Dalle stime effettuate, sembra che oltre il 90% dei capitali all’estero sia collocato o transitato in Svizzera, paese che sostanzialmente ha affermato che dal 2018 “toglierà i veli”.

Non solo vi è questa prospettiva, ma addirittura sembra che le informazioni saranno disponibili con effetto retroattivo sin dal 2014/2015, unitamente alla considerazione che, trattandosi di paese black list, si applicano anche le presunzioni di costituzione dei capitali derivanti da evasione fiscale.

Ciò significa che anche eventuali prospettate “transumanze” dei capitali verso paesi che rappresentano nuove frontiere per il segreto bancario non sembrano poter garantire una soluzione efficacie, poiché resterebbe comunque traccia del pregresso.

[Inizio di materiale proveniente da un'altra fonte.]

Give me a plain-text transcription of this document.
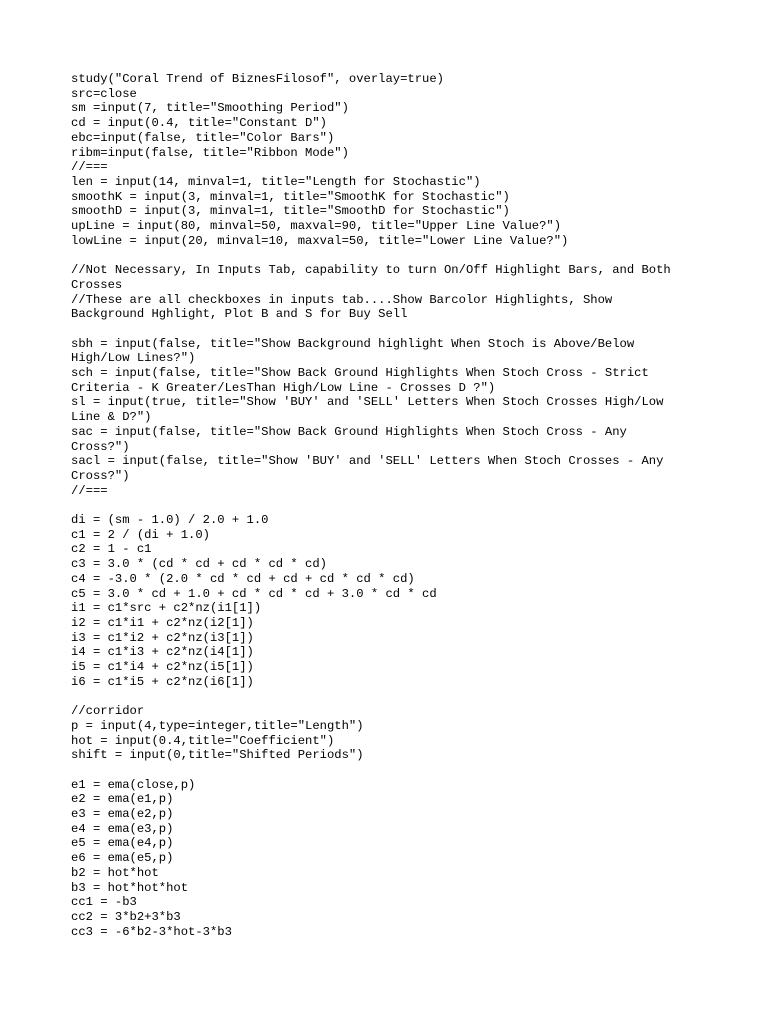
study("Coral Trend of BiznesFilosof", overlay=true)
src=close
sm =input(7, title="Smoothing Period")
cd = input(0.4, title="Constant D")
ebc=input(false, title="Color Bars")
ribm=input(false, title="Ribbon Mode")
//===
len = input(14, minval=1, title="Length for Stochastic")
smoothK = input(3, minval=1, title="SmoothK for Stochastic")
smoothD = input(3, minval=1, title="SmoothD for Stochastic")
upLine = input(80, minval=50, maxval=90, title="Upper Line Value?")
lowLine = input(20, minval=10, maxval=50, title="Lower Line Value?")
//Not Necessary, In Inputs Tab, capability to turn On/Off Highlight Bars, and Both
Crosses
//These are all checkboxes in inputs tab....Show Barcolor Highlights, Show
Background Hghlight, Plot B and S for Buy Sell
sbh = input(false, title="Show Background highlight When Stoch is Above/Below
High/Low Lines?")
sch = input(false, title="Show Back Ground Highlights When Stoch Cross - Strict
Criteria - K Greater/LesThan High/Low Line - Crosses D ?")
sl = input(true, title="Show 'BUY' and 'SELL' Letters When Stoch Crosses High/Low
Line & D?")
sac = input(false, title="Show Back Ground Highlights When Stoch Cross - Any
Cross?")
sacl = input(false, title="Show 'BUY' and 'SELL' Letters When Stoch Crosses - Any
Cross?")
//===
di = (sm - 1.0) / 2.0 + 1.0
c1 = 2 / (di + 1.0)
c2 = 1 - c1
c3 = 3.0 * (cd * cd + cd * cd * cd)
c4 = -3.0 * (2.0 * cd * cd + cd + cd * cd * cd)
c5 = 3.0 * cd + 1.0 + cd * cd * cd + 3.0 * cd * cd
i1 = c1*src + c2*nz(i1[1])
i2 = c1*i1 + c2*nz(i2[1])
i3 = c1*i2 + c2*nz(i3[1])
i4 = c1*i3 + c2*nz(i4[1])
i5 = c1*i4 + c2*nz(i5[1])
i6 = c1*i5 + c2*nz(i6[1])
//corridor
p = input(4,type=integer,title="Length")
hot = input(0.4,title="Coefficient")
shift = input(0,title="Shifted Periods")
e1 = ema(close,p)
e2 = ema(e1,p)
e3 = ema(e2,p)
e4 = ema(e3,p)
e5 = ema(e4,p)
e6 = ema(e5,p)
b2 = hot*hot
b3 = hot*hot*hot
cc1 = -b3
cc2 = 3*b2+3*b3
cc3 = -6*b2-3*hot-3*b3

Allora la riflessione appare quanto mai delicata, per i seguenti motivi:

  1. la presenza di capitali all’estero diverrà più vulnerabile in termini di rischio di accertamento;
  2. ove il paese di detenzione sia black list, possono scattare delle maggiorazioni e delle presunzioni in caso di accertamento;
  3. l’input di continuare a combattere i paradisi fiscali giunge direttamente dai documenti comunitari, quindi non pare si tratti di un capriccio dell’attuale legislatore, pertanto suscettibile di un successivo (e, magari, repentino) cambio di rotta.

Se tutto quanto sopra è vero, in realtà non pare potersi disporre di una grande discrezionalità nella scelta, per il semplice motivo che il panorama successivo appare davvero grigio.

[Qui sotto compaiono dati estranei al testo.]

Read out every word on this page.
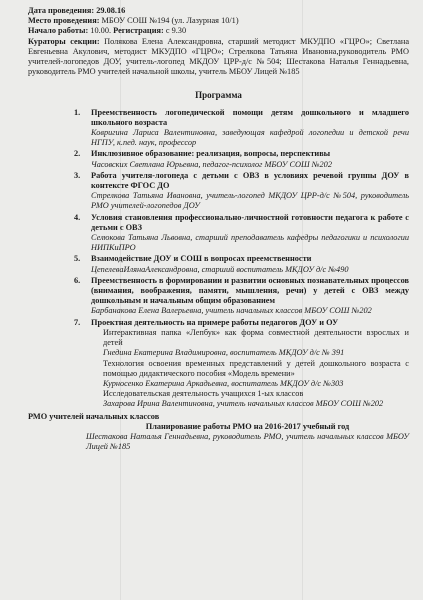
Дата проведения: 29.08.16
Место проведения: МБОУ СОШ №194 (ул. Лазурная 10/1)
Начало работы: 10.00. Регистрация: с 9.30
Кураторы секции: Полякова Елена Александровна, старший методист МКУДПО «ГЦРО»; Светлана Евгеньевна Акулович, методист МКУДПО «ГЦРО»; Стрелкова Татьяна Ивановна,руководитель РМО учителей-логопедов ДОУ, учитель-логопед МКДОУ ЦРР-д/с №504; Шестакова Наталья Геннадьевна, руководитель РМО учителей начальной школы, учитель МБОУ Лицей №185
Программа
1.	Преемственность логопедической помощи детям дошкольного и младшего школьного возраста
Ковригина Лариса Валентиновна, заведующая кафедрой логопедии и детской речи НГПУ, к.пед. наук, профессор
2.	Инклюзивное образование: реализация, вопросы, перспективы
Часовских Светлана Юрьевна, педагог-психолог МБОУ СОШ №202
3.	Работа учителя-логопеда с детьми с ОВЗ в условиях речевой группы ДОУ в контексте ФГОС ДО
Стрелкова Татьяна Ивановна, учитель-логопед МКДОУ ЦРР-д/с №504, руководитель РМО учителей-логопедов ДОУ
4.	Условия становления профессионально-личностной готовности педагога к работе с детьми с ОВЗ
Селюкова Татьяна Львовна, старший преподаватель кафедры педагогики и психологии НИПКиПРО
5.	Взаимодействие ДОУ и СОШ в вопросах преемственности
ЦепелеваИлянаАлександровна, старший воспитатель МКДОУ д/с №490
6.	Преемственность в формировании и развитии основных познавательных процессов (внимания, воображения, памяти, мышления, речи) у детей с ОВЗ между дошкольным и начальным общим образованием
Барбанакова Елена Валерьевна, учитель начальных классов МБОУ СОШ №202
7.	Проектная деятельность на примере работы педагогов ДОУ и ОУ
Интерактивная папка «Лепбук» как форма совместной деятельности взрослых и детей
Гнедина Екатерина Владимировна, воспитатель МКДОУ д/с № 391
Технология освоения временных представлений у детей дошкольного возраста с помощью дидактического пособия «Модель времени»
Курносенко Екатерина Аркадьевна, воспитатель МКДОУ д/с №303
Исследовательская деятельность учащихся 1-ых классов
Захарова Ирина Валентиновна, учитель начальных классов МБОУ СОШ №202
РМО учителей начальных классов
Планирование работы РМО на 2016-2017 учебный год
Шестакова Наталья Геннадьевна, руководитель РМО, учитель начальных классов МБОУ Лицей №185
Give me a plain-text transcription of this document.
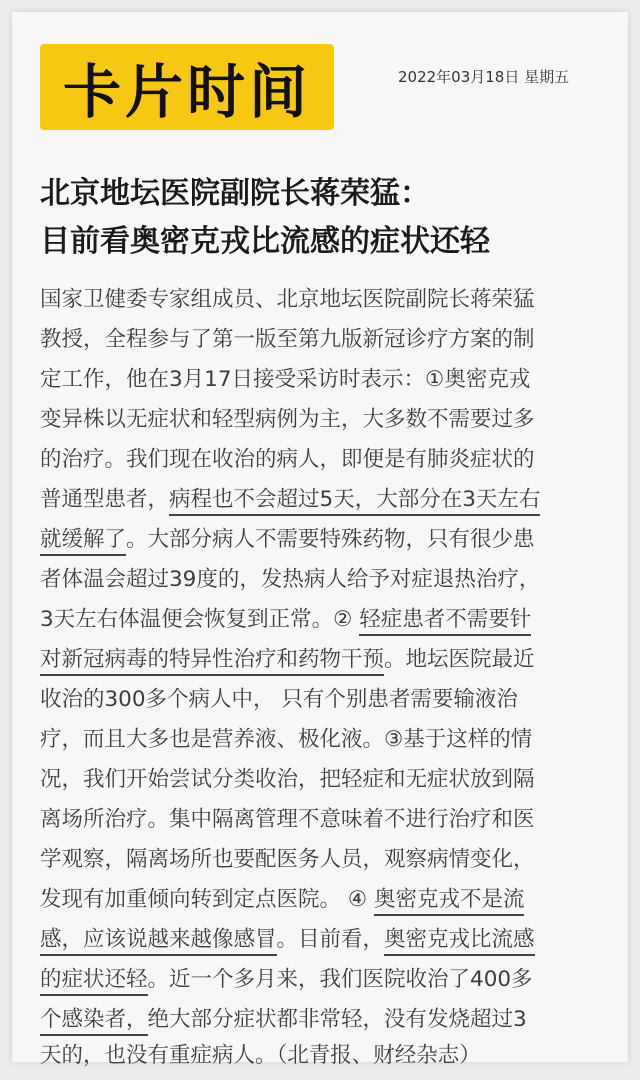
卡片时间	2022年03月18日 星期五
北京地坛医院副院长蒋荣猛：
目前看奥密克戎比流感的症状还轻
国家卫健委专家组成员、北京地坛医院副院长蒋荣猛
教授，全程参与了第一版至第九版新冠诊疗方案的制
定工作，他在3月17日接受采访时表示：①奥密克戎
变异株以无症状和轻型病例为主，大多数不需要过多
的治疗。我们现在收治的病人，即便是有肺炎症状的
普通型患者，病程也不会超过5天，大部分在3天左右
就缓解了。大部分病人不需要特殊药物，只有很少患
者体温会超过39度的，发热病人给予对症退热治疗，
3天左右体温便会恢复到正常。② 轻症患者不需要针
对新冠病毒的特异性治疗和药物干预。地坛医院最近
收治的300多个病人中， 只有个别患者需要输液治
疗，而且大多也是营养液、极化液。③基于这样的情
况，我们开始尝试分类收治，把轻症和无症状放到隔
离场所治疗。集中隔离管理不意味着不进行治疗和医
学观察，隔离场所也要配医务人员，观察病情变化，
发现有加重倾向转到定点医院。 ④ 奥密克戎不是流
感，应该说越来越像感冒。目前看，奥密克戎比流感
的症状还轻。近一个多月来，我们医院收治了400多
个感染者，绝大部分症状都非常轻，没有发烧超过3
天的，也没有重症病人。（北青报、财经杂志）
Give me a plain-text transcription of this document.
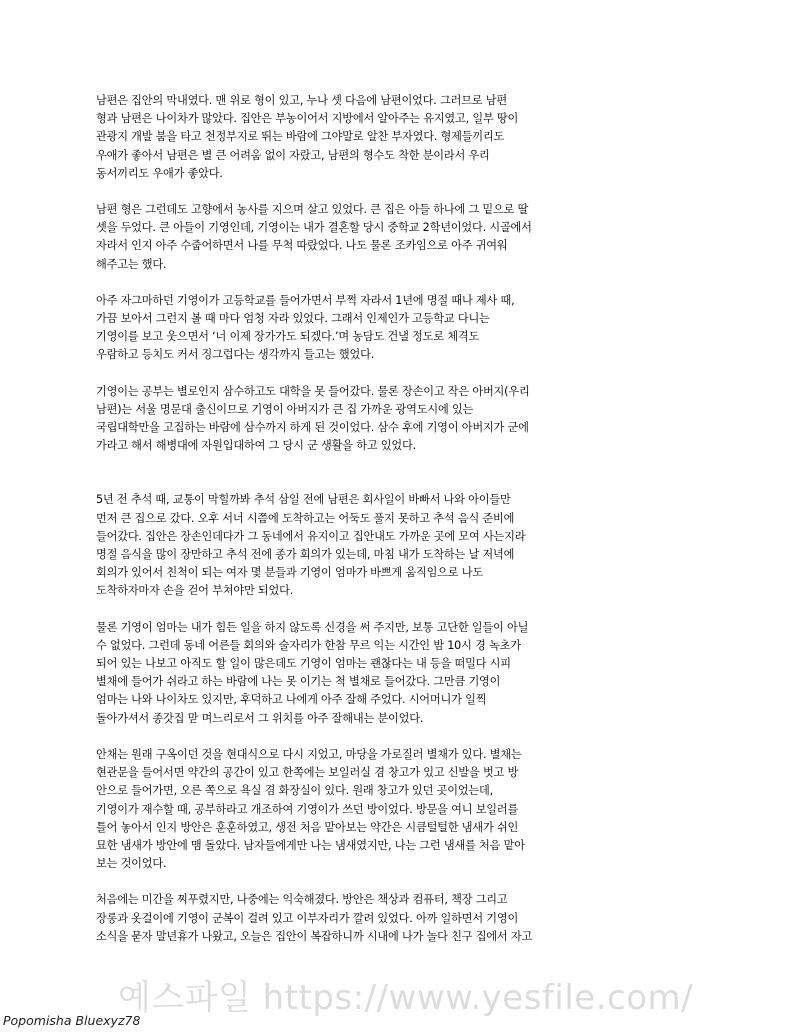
남편은 집안의 막내였다. 맨 위로 형이 있고, 누나 셋 다음에 남편이었다. 그러므로 남편
형과 남편은 나이차가 많았다. 집안은 부농이어서 지방에서 알아주는 유지였고, 일부 땅이
관광지 개발 붐을 타고 천정부지로 뛰는 바람에 그야말로 알찬 부자였다. 형제들끼리도
우애가 좋아서 남편은 별 큰 어려움 없이 자랐고, 남편의 형수도 착한 분이라서 우리
동서끼리도 우애가 좋았다.
남편 형은 그런데도 고향에서 농사를 지으며 살고 있었다. 큰 집은 아들 하나에 그 밑으로 딸
셋을 두었다. 큰 아들이 기영인데, 기영이는 내가 결혼할 당시 중학교 2학년이었다. 시골에서
자라서 인지 아주 수줍어하면서 나를 무척 따랐었다. 나도 물론 조카임으로 아주 귀여워
해주고는 했다.
아주 자그마하던 기영이가 고등학교를 들어가면서 부쩍 자라서 1년에 명절 때나 제사 때,
가끔 보아서 그런지 볼 때 마다 엄청 자라 있었다. 그래서 인제인가 고등학교 다니는
기영이를 보고 웃으면서 ‘너 이제 장가가도 되겠다.’며 농담도 건낼 정도로 체격도
우람하고 등치도 커서 징그럽다는 생각까지 들고는 했었다.
기영이는 공부는 별로인지 삼수하고도 대학을 못 들어갔다. 물론 장손이고 작은 아버지(우리
남편)는 서울 명문대 출신이므로 기영이 아버지가 큰 집 가까운 광역도시에 있는
국립대학만을 고집하는 바람에 삼수까지 하게 된 것이었다. 삼수 후에 기영이 아버지가 군에
가라고 해서 해병대에 자원입대하여 그 당시 군 생활을 하고 있었다.
5년 전 추석 때, 교통이 막힐까봐 추석 삼일 전에 남편은 회사일이 바빠서 나와 아이들만
먼저 큰 집으로 갔다. 오후 서너 시쯤에 도착하고는 어둑도 풀지 못하고 추석 음식 준비에
들어갔다. 집안은 장손인데다가 그 동네에서 유지이고 집안내도 가까운 곳에 모여 사는지라
명절 음식을 많이 장만하고 추석 전에 종가 회의가 있는데, 마침 내가 도착하는 날 저녁에
회의가 있어서 친척이 되는 여자 몇 분들과 기영이 엄마가 바쁘게 움직임으로 나도
도착하자마자 손을 걷어 부쳐야만 되었다.
물론 기영이 엄마는 내가 힘든 일을 하지 않도록 신경을 써 주지만, 보통 고단한 일들이 아닐
수 없었다. 그런데 동네 어른들 회의와 술자리가 한참 무르 익는 시간인 밤 10시 경 녹초가
되어 있는 나보고 아직도 할 일이 많은데도 기영이 엄마는 괜찮다는 내 등을 떠밀다 시피
별채에 들어가 쉬라고 하는 바람에 나는 못 이기는 척 별채로 들어갔다. 그만큼 기영이
엄마는 나와 나이차도 있지만, 후덕하고 나에게 아주 잘해 주었다. 시어머니가 일찍
돌아가셔서 종갓집 맏 며느리로서 그 위치를 아주 잘해내는 분이었다.
안채는 원래 구옥이던 것을 현대식으로 다시 지었고, 마당을 가로질러 별채가 있다. 별채는
현관문을 들어서면 약간의 공간이 있고 한쪽에는 보일러실 겸 창고가 있고 신발을 벗고 방
안으로 들어가면, 오른 쪽으로 욕실 겸 화장실이 있다. 원래 창고가 있던 곳이었는데,
기영이가 재수할 때, 공부하라고 개조하여 기영이가 쓰던 방이었다. 방문을 여니 보일러를
틀어 놓아서 인지 방안은 훈훈하였고, 생전 처음 맡아보는 약간은 시큼털털한 냄새가 쉬인
묘한 냄새가 방안에 맴 돌았다. 남자들에게만 나는 냄새였지만, 나는 그런 냄새를 처음 맡아
보는 것이었다.
처음에는 미간을 찌푸렸지만, 나중에는 익숙해졌다. 방안은 책상과 컴퓨터, 책장 그리고
장롱과 옷걸이에 기영이 군복이 걸려 있고 이부자리가 깔려 있었다. 아까 일하면서 기영이
소식을 묻자 말년휴가 나왔고, 오늘은 집안이 복잡하니까 시내에 나가 놀다 친구 집에서 자고
예스파일 https://www.yesfile.com/
Popomisha Bluexyz78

Quindi, forse più correttamente, si dovrebbe valutare la disclosure come una sorta di ultima occasione per rimuovere patologie del passato, oggi non più in linea con le nuove modalità di accertamento.

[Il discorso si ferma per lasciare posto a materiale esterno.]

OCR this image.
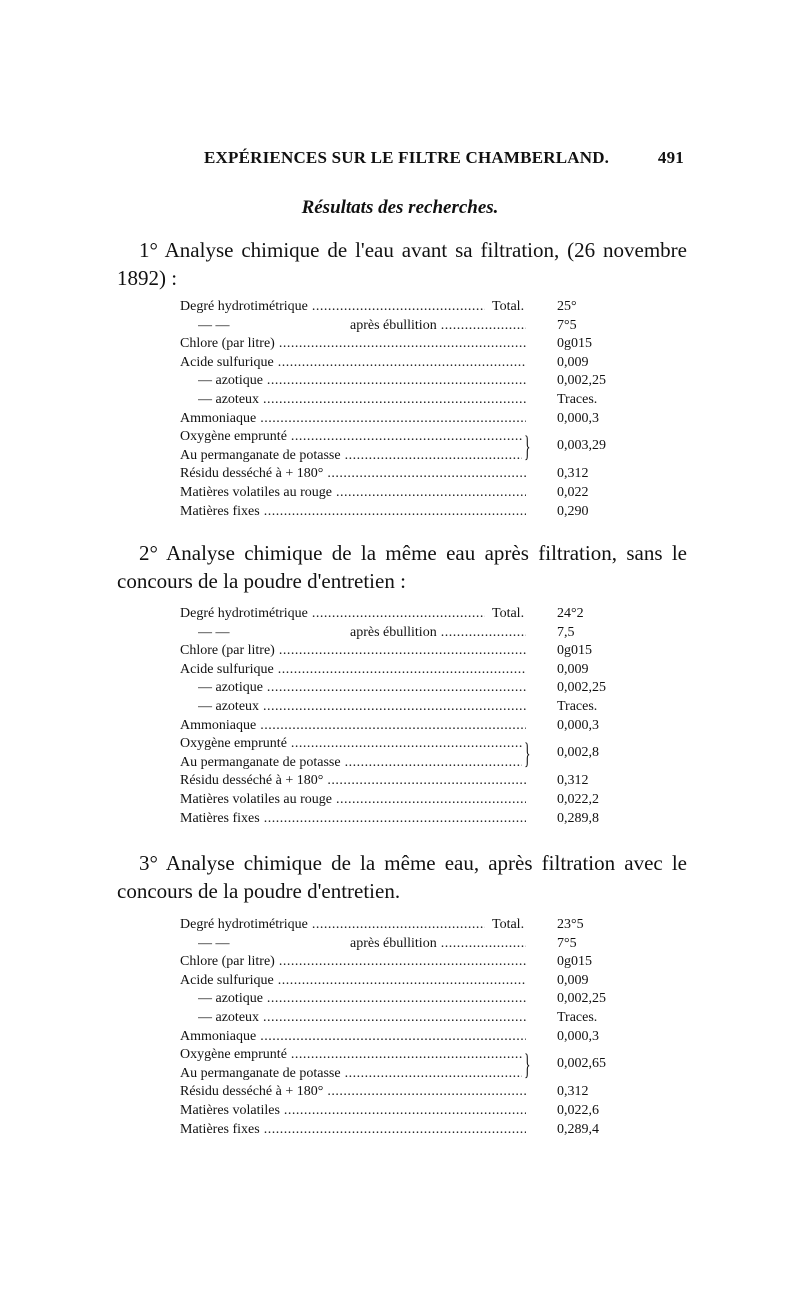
EXPÉRIENCES SUR LE FILTRE CHAMBERLAND.	491
Résultats des recherches.
1° Analyse chimique de l'eau avant sa filtration, (26 novembre 1892) :
Degré hydrotimétrique .....	Total. 25°
— —	après ébullition .....	7°5
Chlore (par litre) .....	0g015
Acide sulfurique .....	0,009
— azotique .....	0,002,25
— azoteux .....	Traces.
Ammoniaque .....	0,000,3
Oxygène emprunté .....
Au permanganate de potasse .....	} 0,003,29
Résidu desséché à + 180° .....	0,312
Matières volatiles au rouge .....	0,022
Matières fixes .....	0,290
2° Analyse chimique de la même eau après filtration, sans le concours de la poudre d'entretien :
Degré hydrotimétrique .....	Total. 24°2
— —	après ébullition .....	7,5
Chlore (par litre) .....	0g015
Acide sulfurique .....	0,009
— azotique .....	0,002,25
— azoteux .....	Traces.
Ammoniaque .....	0,000,3
Oxygène emprunté .....
Au permanganate de potasse .....	} 0,002,8
Résidu desséché à + 180° .....	0,312
Matières volatiles au rouge .....	0,022,2
Matières fixes .....	0,289,8
3° Analyse chimique de la même eau, après filtration avec le concours de la poudre d'entretien.
Degré hydrotimétrique .....	Total. 23°5
— —	après ébullition .....	7°5
Chlore (par litre) .....	0g015
Acide sulfurique .....	0,009
— azotique .....	0,002,25
— azoteux .....	Traces.
Ammoniaque .....	0,000,3
Oxygène emprunté .....
Au permanganate de potasse .....	} 0,002,65
Résidu desséché à + 180° .....	0,312
Matières volatiles .....	0,022,6
Matières fixes .....	0,289,4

Il tempo non manca, poiché la “pratica” può essere attivata sino al prossimo mese di settembre 2015 (con riferimento alle violazioni commesse sino al 30 settembre 2014), sia pure con l’accortezza di rammentare che la emersione deve essere assolutamente volontaria e, quindi, rimane bloccata nel caso di avvio delle operazione di controllo o accertamento.

Allora, il primo passo da fare, a parere di chi scrive, è quello di trasferire ai clienti il clima attuale ed una ragionevole previsione delle prospettive future: compreso il livello di condivisione di tali indicazioni, si potrà poi passare a valutare il costo della disclosure. Tema, quest’ultimo, che di fatto propone l’obbligo di pagamento delle imposte dovute, unitamente al beneficio della riduzione ad un quarto delle sanzioni.

Ciò significa che, oltre al costo, non può essere trascurato nemmeno l’onere della ricostruzione dei redditi stessi.

L’unica scappatoia che sembra esserci è quella della possibilità di applicare la procedure “alleggerita” forfetaria che, tuttavia, interessa solo patrimoni di importo limitato a 2 milioni di euro.

In particolare, “su istanza del contribuente, …, l’Ufficio, in luogo della determinazione analitica dei rendimenti, calcola gli stessi applicando la misura percentuale del 5 per cento al valore complessivo della loro consistenza alla fine dell’anno e determina l’ammontare corrispondente all’imposta da versare utilizzando l’aliquota del 27 per cento. Tale istanza può essere presentata solo nei casi in cui la media delle consistenze di tali attività finanziarie risultanti al termine di ciascun periodo d’imposta oggetto della collaborazione volontaria non ecceda il valore di 2 milioni di euro.

Per tali casi, dunque, si forfetizza sia il reddito che la tassazione, il che potrebbe non essere poco, pur se confronti con i precedenti provvedimenti di scudo fiscale appaiono chiaramente non sostenibili.